GUANAJUATO, Mexico - Walking uphill on cobblestone, I am struck by the altitude's perfect mix of hot sun and crisp air. A street vendor's cry echoes in a canyon of brightly colored stucco facades, and I can't help think this mystical, medieval-looking city is my favorite on Earth.

Though I hate to choose among Mexico's colonial beauties, Guanajuato remains unique no matter how many others I've seen. Perhaps because I spent two months there 15 years ago, my first extended stay in Mexico, and every street corner brings a memory.

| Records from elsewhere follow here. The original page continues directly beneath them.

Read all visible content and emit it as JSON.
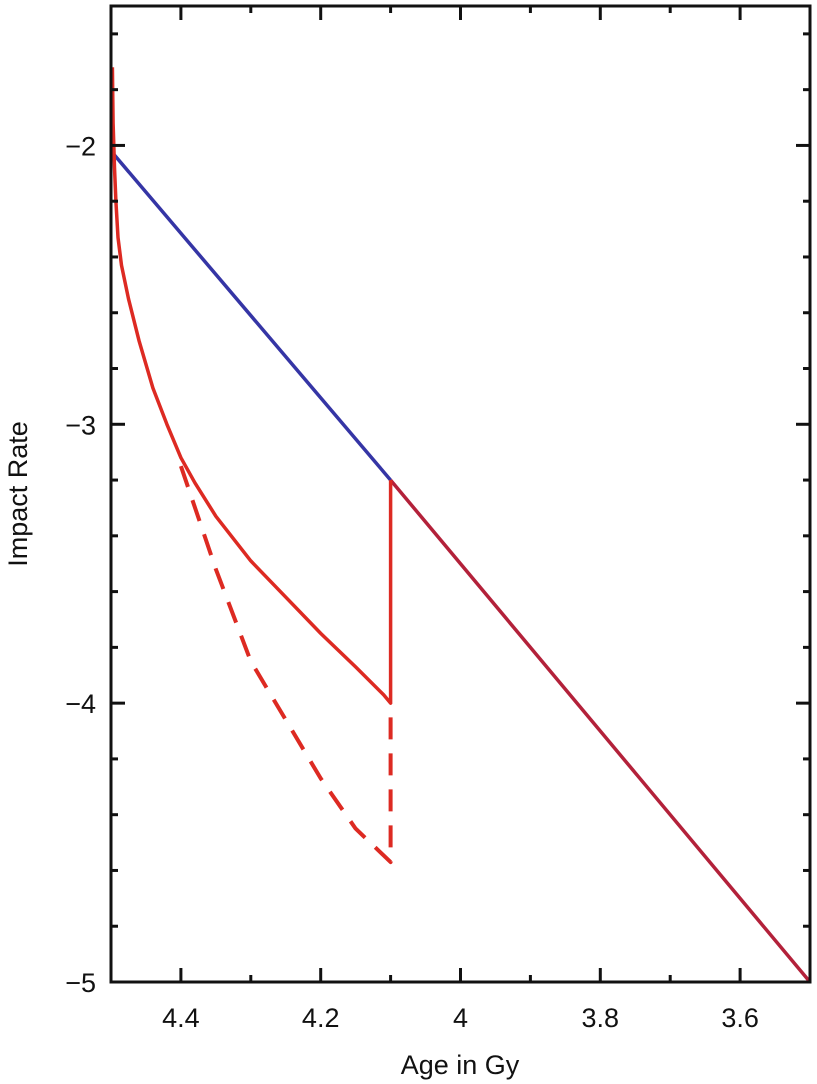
{
  "chart_data": {
    "type": "line",
    "title": "",
    "xlabel": "Age in Gy",
    "ylabel": "Impact Rate",
    "xlim": [
      4.5,
      3.5
    ],
    "ylim": [
      -5,
      -1.5
    ],
    "x_reversed": true,
    "grid": false,
    "x_ticks": [
      {
        "value": 4.4,
        "label": "4.4"
      },
      {
        "value": 4.2,
        "label": "4.2"
      },
      {
        "value": 4.0,
        "label": "4"
      },
      {
        "value": 3.8,
        "label": "3.8"
      },
      {
        "value": 3.6,
        "label": "3.6"
      }
    ],
    "y_ticks": [
      {
        "value": -2,
        "label": "−2"
      },
      {
        "value": -3,
        "label": "−3"
      },
      {
        "value": -4,
        "label": "−4"
      },
      {
        "value": -5,
        "label": "−5"
      }
    ],
    "series": [
      {
        "color": "#3535a5",
        "style": "solid",
        "x": [
          4.5,
          4.1
        ],
        "y": [
          -2.02,
          -3.2
        ]
      },
      {
        "color": "#b3213a",
        "style": "solid",
        "x": [
          4.1,
          3.5
        ],
        "y": [
          -3.2,
          -5.0
        ]
      },
      {
        "color": "#dd2a22",
        "style": "solid",
        "x": [
          4.498,
          4.497,
          4.495,
          4.493,
          4.49,
          4.485,
          4.475,
          4.46,
          4.44,
          4.42,
          4.4,
          4.38,
          4.35,
          4.3,
          4.25,
          4.2,
          4.15,
          4.11,
          4.1,
          4.1
        ],
        "y": [
          -1.72,
          -1.92,
          -2.08,
          -2.2,
          -2.33,
          -2.43,
          -2.55,
          -2.7,
          -2.87,
          -3.0,
          -3.12,
          -3.21,
          -3.33,
          -3.49,
          -3.62,
          -3.75,
          -3.87,
          -3.97,
          -4.0,
          -3.2
        ]
      },
      {
        "color": "#dd2a22",
        "style": "dashed",
        "x": [
          4.4,
          4.35,
          4.3,
          4.25,
          4.2,
          4.15,
          4.1,
          4.1
        ],
        "y": [
          -3.15,
          -3.52,
          -3.85,
          -4.06,
          -4.27,
          -4.45,
          -4.57,
          -4.0
        ]
      }
    ]
  }
}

Or perhaps because I'm still taken with the city's energy and charm as if I were seeing it for the first time.

Guanajuato, founded in the mid-1500s on a rich vein of silver, is the birthplace of many things Mexican, including the fight for independence from Spain and famed muralist Diego Rivera. Its mummy museum, filled with dozens of naturally preserved corpses, boldly exhibits the Mexican comfort with death.

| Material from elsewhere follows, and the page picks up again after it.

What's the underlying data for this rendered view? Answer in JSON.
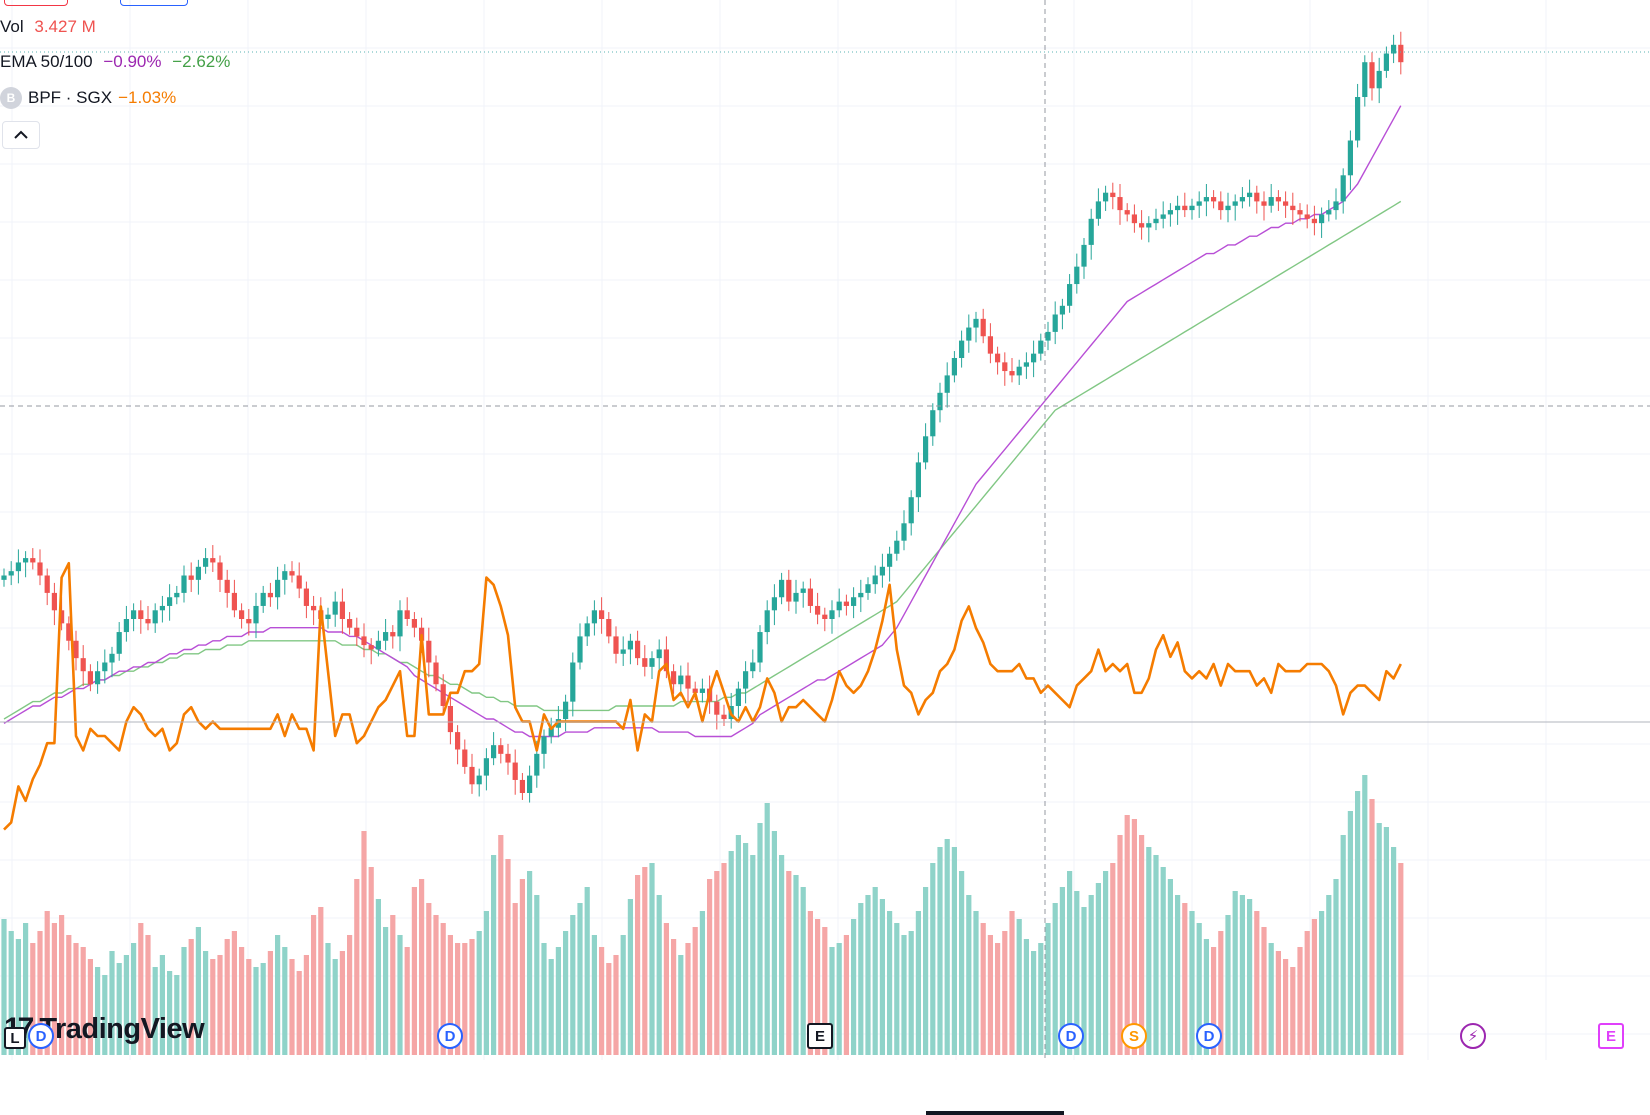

The city is the capital of the state of former President Vicente Fox, whose historic election in 2000 ended 71 years of single-party rule. It's also one of Mexico's most conservative Catholic states, where an uprising took place in the 1920s over anti-religious laws.

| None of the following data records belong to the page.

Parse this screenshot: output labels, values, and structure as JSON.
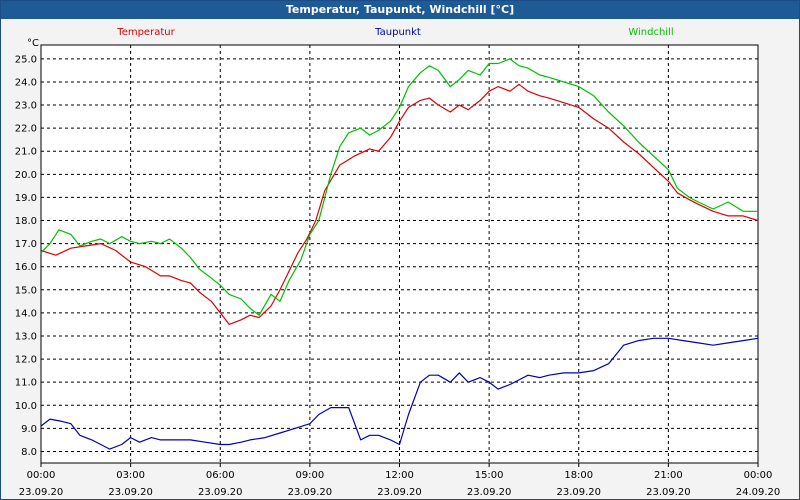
{
  "window": {
    "title": "Temperatur, Taupunkt, Windchill [°C]"
  },
  "chart_data": {
    "type": "line",
    "title": "Temperatur, Taupunkt, Windchill [°C]",
    "ylabel": "°C",
    "ylim": [
      7.5,
      25.6
    ],
    "y_ticks": [
      8.0,
      9.0,
      10.0,
      11.0,
      12.0,
      13.0,
      14.0,
      15.0,
      16.0,
      17.0,
      18.0,
      19.0,
      20.0,
      21.0,
      22.0,
      23.0,
      24.0,
      25.0
    ],
    "x_ticks": [
      {
        "time": "00:00",
        "date": "23.09.20"
      },
      {
        "time": "03:00",
        "date": "23.09.20"
      },
      {
        "time": "06:00",
        "date": "23.09.20"
      },
      {
        "time": "09:00",
        "date": "23.09.20"
      },
      {
        "time": "12:00",
        "date": "23.09.20"
      },
      {
        "time": "15:00",
        "date": "23.09.20"
      },
      {
        "time": "18:00",
        "date": "23.09.20"
      },
      {
        "time": "21:00",
        "date": "23.09.20"
      },
      {
        "time": "00:00",
        "date": "24.09.20"
      }
    ],
    "xlim": [
      0,
      24
    ],
    "grid": true,
    "legend_position": "top",
    "series": [
      {
        "name": "Temperatur",
        "color": "#e00000",
        "points": [
          [
            0,
            16.7
          ],
          [
            0.5,
            16.5
          ],
          [
            1,
            16.8
          ],
          [
            1.5,
            16.9
          ],
          [
            2,
            17.0
          ],
          [
            2.5,
            16.7
          ],
          [
            3,
            16.2
          ],
          [
            3.5,
            16.0
          ],
          [
            4,
            15.6
          ],
          [
            4.3,
            15.6
          ],
          [
            4.7,
            15.4
          ],
          [
            5,
            15.3
          ],
          [
            5.3,
            14.9
          ],
          [
            5.7,
            14.5
          ],
          [
            6,
            14.0
          ],
          [
            6.3,
            13.5
          ],
          [
            6.7,
            13.7
          ],
          [
            7,
            13.9
          ],
          [
            7.3,
            13.8
          ],
          [
            7.7,
            14.3
          ],
          [
            8,
            15.0
          ],
          [
            8.3,
            15.8
          ],
          [
            8.6,
            16.6
          ],
          [
            8.9,
            17.2
          ],
          [
            9.2,
            18.0
          ],
          [
            9.5,
            19.3
          ],
          [
            10,
            20.4
          ],
          [
            10.5,
            20.8
          ],
          [
            11,
            21.1
          ],
          [
            11.3,
            21.0
          ],
          [
            11.7,
            21.6
          ],
          [
            12,
            22.3
          ],
          [
            12.3,
            22.9
          ],
          [
            12.7,
            23.2
          ],
          [
            13,
            23.3
          ],
          [
            13.3,
            23.0
          ],
          [
            13.7,
            22.7
          ],
          [
            14,
            23.0
          ],
          [
            14.3,
            22.8
          ],
          [
            14.7,
            23.2
          ],
          [
            15,
            23.6
          ],
          [
            15.3,
            23.8
          ],
          [
            15.7,
            23.6
          ],
          [
            16,
            23.9
          ],
          [
            16.3,
            23.6
          ],
          [
            16.7,
            23.4
          ],
          [
            17,
            23.3
          ],
          [
            17.5,
            23.1
          ],
          [
            18,
            22.9
          ],
          [
            18.5,
            22.4
          ],
          [
            19,
            22.0
          ],
          [
            19.5,
            21.4
          ],
          [
            20,
            20.9
          ],
          [
            20.5,
            20.3
          ],
          [
            21,
            19.7
          ],
          [
            21.3,
            19.2
          ],
          [
            21.7,
            18.9
          ],
          [
            22,
            18.7
          ],
          [
            22.5,
            18.4
          ],
          [
            23,
            18.2
          ],
          [
            23.5,
            18.2
          ],
          [
            24,
            18.0
          ]
        ]
      },
      {
        "name": "Taupunkt",
        "color": "#0000c0",
        "points": [
          [
            0,
            9.1
          ],
          [
            0.3,
            9.4
          ],
          [
            0.7,
            9.3
          ],
          [
            1,
            9.2
          ],
          [
            1.3,
            8.7
          ],
          [
            1.7,
            8.5
          ],
          [
            2,
            8.3
          ],
          [
            2.3,
            8.1
          ],
          [
            2.7,
            8.3
          ],
          [
            3,
            8.6
          ],
          [
            3.3,
            8.4
          ],
          [
            3.7,
            8.6
          ],
          [
            4,
            8.5
          ],
          [
            4.5,
            8.5
          ],
          [
            5,
            8.5
          ],
          [
            5.5,
            8.4
          ],
          [
            6,
            8.3
          ],
          [
            6.3,
            8.3
          ],
          [
            6.7,
            8.4
          ],
          [
            7,
            8.5
          ],
          [
            7.5,
            8.6
          ],
          [
            8,
            8.8
          ],
          [
            8.5,
            9.0
          ],
          [
            9,
            9.2
          ],
          [
            9.3,
            9.6
          ],
          [
            9.7,
            9.9
          ],
          [
            10,
            9.9
          ],
          [
            10.3,
            9.9
          ],
          [
            10.7,
            8.5
          ],
          [
            11,
            8.7
          ],
          [
            11.3,
            8.7
          ],
          [
            11.7,
            8.5
          ],
          [
            12,
            8.3
          ],
          [
            12.3,
            9.6
          ],
          [
            12.7,
            11.0
          ],
          [
            13,
            11.3
          ],
          [
            13.3,
            11.3
          ],
          [
            13.7,
            11.0
          ],
          [
            14,
            11.4
          ],
          [
            14.3,
            11.0
          ],
          [
            14.7,
            11.2
          ],
          [
            15,
            11.0
          ],
          [
            15.3,
            10.7
          ],
          [
            15.7,
            10.9
          ],
          [
            16,
            11.1
          ],
          [
            16.3,
            11.3
          ],
          [
            16.7,
            11.2
          ],
          [
            17,
            11.3
          ],
          [
            17.5,
            11.4
          ],
          [
            18,
            11.4
          ],
          [
            18.5,
            11.5
          ],
          [
            19,
            11.8
          ],
          [
            19.5,
            12.6
          ],
          [
            20,
            12.8
          ],
          [
            20.5,
            12.9
          ],
          [
            21,
            12.9
          ],
          [
            21.5,
            12.8
          ],
          [
            22,
            12.7
          ],
          [
            22.5,
            12.6
          ],
          [
            23,
            12.7
          ],
          [
            23.5,
            12.8
          ],
          [
            24,
            12.9
          ]
        ]
      },
      {
        "name": "Windchill",
        "color": "#00c000",
        "points": [
          [
            0,
            16.6
          ],
          [
            0.3,
            17.0
          ],
          [
            0.6,
            17.6
          ],
          [
            1,
            17.4
          ],
          [
            1.3,
            16.9
          ],
          [
            1.7,
            17.1
          ],
          [
            2,
            17.2
          ],
          [
            2.3,
            17.0
          ],
          [
            2.7,
            17.3
          ],
          [
            3,
            17.1
          ],
          [
            3.3,
            17.0
          ],
          [
            3.7,
            17.1
          ],
          [
            4,
            17.0
          ],
          [
            4.3,
            17.2
          ],
          [
            4.7,
            16.8
          ],
          [
            5,
            16.4
          ],
          [
            5.3,
            15.9
          ],
          [
            5.7,
            15.5
          ],
          [
            6,
            15.2
          ],
          [
            6.3,
            14.8
          ],
          [
            6.7,
            14.6
          ],
          [
            7,
            14.2
          ],
          [
            7.3,
            13.9
          ],
          [
            7.7,
            14.8
          ],
          [
            8,
            14.5
          ],
          [
            8.3,
            15.4
          ],
          [
            8.7,
            16.3
          ],
          [
            9,
            17.4
          ],
          [
            9.3,
            18.0
          ],
          [
            9.7,
            20.0
          ],
          [
            10,
            21.2
          ],
          [
            10.3,
            21.8
          ],
          [
            10.7,
            22.0
          ],
          [
            11,
            21.7
          ],
          [
            11.3,
            21.9
          ],
          [
            11.7,
            22.3
          ],
          [
            12,
            22.9
          ],
          [
            12.3,
            23.8
          ],
          [
            12.7,
            24.4
          ],
          [
            13,
            24.7
          ],
          [
            13.3,
            24.5
          ],
          [
            13.7,
            23.8
          ],
          [
            14,
            24.1
          ],
          [
            14.3,
            24.5
          ],
          [
            14.7,
            24.3
          ],
          [
            15,
            24.8
          ],
          [
            15.3,
            24.8
          ],
          [
            15.7,
            25.0
          ],
          [
            16,
            24.7
          ],
          [
            16.3,
            24.6
          ],
          [
            16.7,
            24.3
          ],
          [
            17,
            24.2
          ],
          [
            17.5,
            24.0
          ],
          [
            18,
            23.8
          ],
          [
            18.5,
            23.4
          ],
          [
            19,
            22.7
          ],
          [
            19.5,
            22.1
          ],
          [
            20,
            21.4
          ],
          [
            20.5,
            20.8
          ],
          [
            21,
            20.2
          ],
          [
            21.3,
            19.4
          ],
          [
            21.7,
            19.0
          ],
          [
            22,
            18.8
          ],
          [
            22.5,
            18.5
          ],
          [
            23,
            18.8
          ],
          [
            23.5,
            18.4
          ],
          [
            24,
            18.4
          ]
        ]
      }
    ]
  }
}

A visit by Pope Benedict XVI scheduled to begin March 23 will put Guanajuato in the spotlight. But even before you take in its rich history, the scenery of a city built in a canyon at 6,600 feet will sweep you away.

A cable car takes you in minutes from the city center to the main lookout, where the Spanish colonial domes, Gothic spires, and lavender, fuchsia, orange and blue houses look as if they were painted on the hillside by Rivera himself.

Underground, catacomb-like tunnels look like they're straight out of the Middle Ages, though they were built in the late 1800s for flood control. Today they handle the city's traffic because many streets are steep alleyways and in some cases stairs, and they can't accommodate cars. The tunnels' stone archways look particularly mysterious lit at night, and there are sidewalks for exploring, if you can stand the exhaust fumes.

The street life above also will grab you. Locals fill the city center on Thursday nights for no particular reason, lingering in the outdoor cafes along the Jardin Union (Union Garden), a tiled, triangular town "square," or on the neoclassical steps of the 1903 porticoed Teatro Juarez.

Young actors dressed as medieval minstrels roam the square to recruit tourists for the street performances they lead through the passageways, singing and telling stories about betrayal and unrequited love.

Guanajuato's story is one of drama and legend. Callejon del Beso (Alley of the Kiss), where two balconies touch across a narrow street, was supposedly the scene of a Romeo and Juliet forbidden by their families to see each other. Legends say the girl was stabbed by her father when he saw the couple kissing across the balconies, leaving her to die in her lover's arms.

At the Alhondiga de Granaditas, a massive stone structure built for grain storage, Spanish forces holed up and fired on advancing insurgents led by priest Miguel Hidalgo on June 28, 1810, the first battle for Mexican independence. Legend says a miner nicknamed El Pipila used a stone tablet to shield himself from the bullets and set the massive wooden door on fire, leading to an insurgent victory. Many historians say one man couldn't have done it, but a giant monument of El Pipila raising his torch can be seen all over town.

Hidalgo and three other independence leaders were captured and executed, their heads hung on giant hooks. The hooks remain today at the four corners of the Alhondiga de Granaditas.

Guanajuato has always been a popular place for Mexican tourists visiting their heritage, the equivalent of Americans doing Boston's Freedom Trail. Large groups of schoolchildren are ubiquitous around town with their guides.

Uphill at the city's public cemetery, families with small children line up to see the famous mummies, dozens of bodies bearing papery, weathered clothing and skin. They were preserved naturally, some say because of the mineral-rich climate and the crypts, though no one knows for sure.

They were dug up starting in the 1860s because their families could no longer pay burial fees, and put on display.